Washington, 9 March 1998 (RFE/RL) -- Riga's handling of a demonstration last week and the Moscow's response to it represent an object lesson on both how sensitive certain ethnic issues remain in this region and how quickly they can be exploited for broader political ends.
Last Tuesday, police used batons to disperse a protest march by some 1,000 elderly residents of the Latvian capital against increases utility rate hikes. The Latvian authorities said the protesters lacked a permit and were blocking traffic, and the police insisted that they had not used excessive force.
But because most of the demonstrators were ethnic Russians, their protest and even more the Latvian handling of it immediately set off a political firestorm in Russia. And at least some in Moscow now appear to be using this incident to isolate Riga and to pressure Latvia on a broader front.
The day of the demonstration, Russia's ORT television carried pictures of the clash between demonstrators and the Latvian police but gave little space to statements by Latvian authorities that the police had acted within the law.
That report then generated a crescendo of statements and actions by Russian officials. On Wednesday, Foreign Minister Yevgeny Primakov denounced Latvia's handling of the protest as "a flagrant violation of human rights."
On Thursday, Russian President Boris Yeltsin's spokesman Sergey Yastrzhembsky described the Latvian action as "a blatant violation of elementary human rights" and said that there "can be no talk" now about setting a date for a meeting between Yeltsin and Latvian President Guntis Ulmanis.
Also on Thursday, foreign ministry spokesman Gennady Tarasov called for international pressure on Latvia to change its approach to ethnic Russians more generally. And some 60 people gathered in front of the Latvian embassy in Moscow to protest Riga's policy.
On Friday, Prime Minister Viktor Chernomyrdin said he was "indignant" at Latvia's behavior for which he said there could be "no justification." And the Russian Duma called on Yeltsin to take firm steps, including economic sanctions and political reprisals, to force Riga to change its policies.
And finally on Saturday, Yastrzhemsky told Moscow's Ekho Moskvy radio that Yeltsin's advisors now favor imposing economic sanctions on Latvia, thus setting the stage for a further escalation of this crisis.
In the course of the week, Latvian officials continued to deny that the police had acted illegally and suggested instead that the Russian authorities were acting on the basis of insufficient information.
On Saturday, to give but one example, Latvian Prime Minister Guntars Krasts repeated that the police had acted "very correctly" and that they had not violated anyone's human rights.
Regardless of what happens next in this crisis, the events of the past week already point to three conclusions.
First, relations between Russia and the Baltic states remain far more finely balanced than many on both sides had believed and can be shifted by a single incident.

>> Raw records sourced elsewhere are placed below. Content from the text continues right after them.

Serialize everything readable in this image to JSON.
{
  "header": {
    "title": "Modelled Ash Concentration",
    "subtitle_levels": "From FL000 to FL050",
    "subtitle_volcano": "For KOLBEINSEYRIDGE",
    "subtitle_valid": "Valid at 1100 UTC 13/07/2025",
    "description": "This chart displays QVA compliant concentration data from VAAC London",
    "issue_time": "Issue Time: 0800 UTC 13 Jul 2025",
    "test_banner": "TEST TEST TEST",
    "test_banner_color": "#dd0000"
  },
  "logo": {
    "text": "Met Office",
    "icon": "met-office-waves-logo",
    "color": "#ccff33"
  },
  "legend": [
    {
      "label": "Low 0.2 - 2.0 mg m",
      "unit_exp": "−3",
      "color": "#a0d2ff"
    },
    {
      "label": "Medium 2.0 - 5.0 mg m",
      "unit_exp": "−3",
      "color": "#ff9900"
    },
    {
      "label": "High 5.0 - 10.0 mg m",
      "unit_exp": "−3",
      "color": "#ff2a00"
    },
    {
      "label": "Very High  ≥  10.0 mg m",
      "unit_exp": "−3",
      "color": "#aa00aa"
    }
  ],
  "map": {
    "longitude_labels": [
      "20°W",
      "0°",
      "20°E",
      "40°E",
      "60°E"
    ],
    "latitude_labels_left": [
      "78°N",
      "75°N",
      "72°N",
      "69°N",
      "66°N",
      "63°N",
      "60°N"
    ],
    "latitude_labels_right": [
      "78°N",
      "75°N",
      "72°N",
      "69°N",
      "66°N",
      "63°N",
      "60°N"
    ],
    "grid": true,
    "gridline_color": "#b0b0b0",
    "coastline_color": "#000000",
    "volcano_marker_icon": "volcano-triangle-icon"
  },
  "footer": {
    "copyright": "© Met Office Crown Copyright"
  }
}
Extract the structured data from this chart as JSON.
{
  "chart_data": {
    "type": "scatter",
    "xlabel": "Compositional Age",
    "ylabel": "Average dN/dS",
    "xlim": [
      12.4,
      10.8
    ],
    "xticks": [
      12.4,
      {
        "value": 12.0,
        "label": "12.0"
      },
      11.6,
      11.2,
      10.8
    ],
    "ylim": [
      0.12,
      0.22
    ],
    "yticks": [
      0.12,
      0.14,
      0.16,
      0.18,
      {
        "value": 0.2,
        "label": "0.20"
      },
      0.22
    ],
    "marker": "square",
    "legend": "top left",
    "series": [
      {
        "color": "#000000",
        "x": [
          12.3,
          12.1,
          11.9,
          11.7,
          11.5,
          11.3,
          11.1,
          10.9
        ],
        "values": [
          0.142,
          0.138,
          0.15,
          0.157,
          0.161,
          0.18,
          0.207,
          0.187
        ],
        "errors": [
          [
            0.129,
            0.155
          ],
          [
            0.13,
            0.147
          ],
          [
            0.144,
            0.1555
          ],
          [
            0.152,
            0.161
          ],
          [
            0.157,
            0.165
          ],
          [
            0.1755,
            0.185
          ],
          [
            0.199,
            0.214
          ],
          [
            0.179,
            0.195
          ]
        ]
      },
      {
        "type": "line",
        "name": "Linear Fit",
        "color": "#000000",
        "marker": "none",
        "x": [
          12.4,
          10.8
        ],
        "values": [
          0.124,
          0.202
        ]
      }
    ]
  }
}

Prior to the events of last Tuesday, relations between Russia and Latvia in fact had been on the upswing.
As recently as February 19, a Latvian government spokesman said Yeltsin had sent Latvian President Guntis Ulmanis which he characterized as "hopeful and positive" about relations between the two countries.
Second, many in the Russian government believe that they can play the ethnic card against Latvia and its neighbor Estonia because neither country gave automatic citizenship to all residents at the time that they recovered independence.
Instead, these two countries required a naturalization process for all those who moved onto their territories while they were under Soviet occupation.
Although consistent with international law as any number of authorities have concluded, their decision to do so has offended many in Russia and left them on occasion vulnerable to criticism from abroad.
Indeed, since 1992, Moscow has routinely sought to enlist Western support against these two states on this issue and, failing that, to isolate Latvia and Estonia from their Western partners by appealing to human rights concerns among Western populations.
And third, and perhaps most disturbing, at least some in the Russian government appear to be willing to exploit such situations to generate support for themselves.
Given recent polls which suggest that many Russians dislike or are indifferent to the current Russian government, some officials there may have concluded that the exacerbation of relations between Moscow and her neighbors could serve their personal interests.
To the extent they have, protests from Moscow over the status and treatment of ethnic Russians outside the Russian Federation may soon be directed at other countries as well.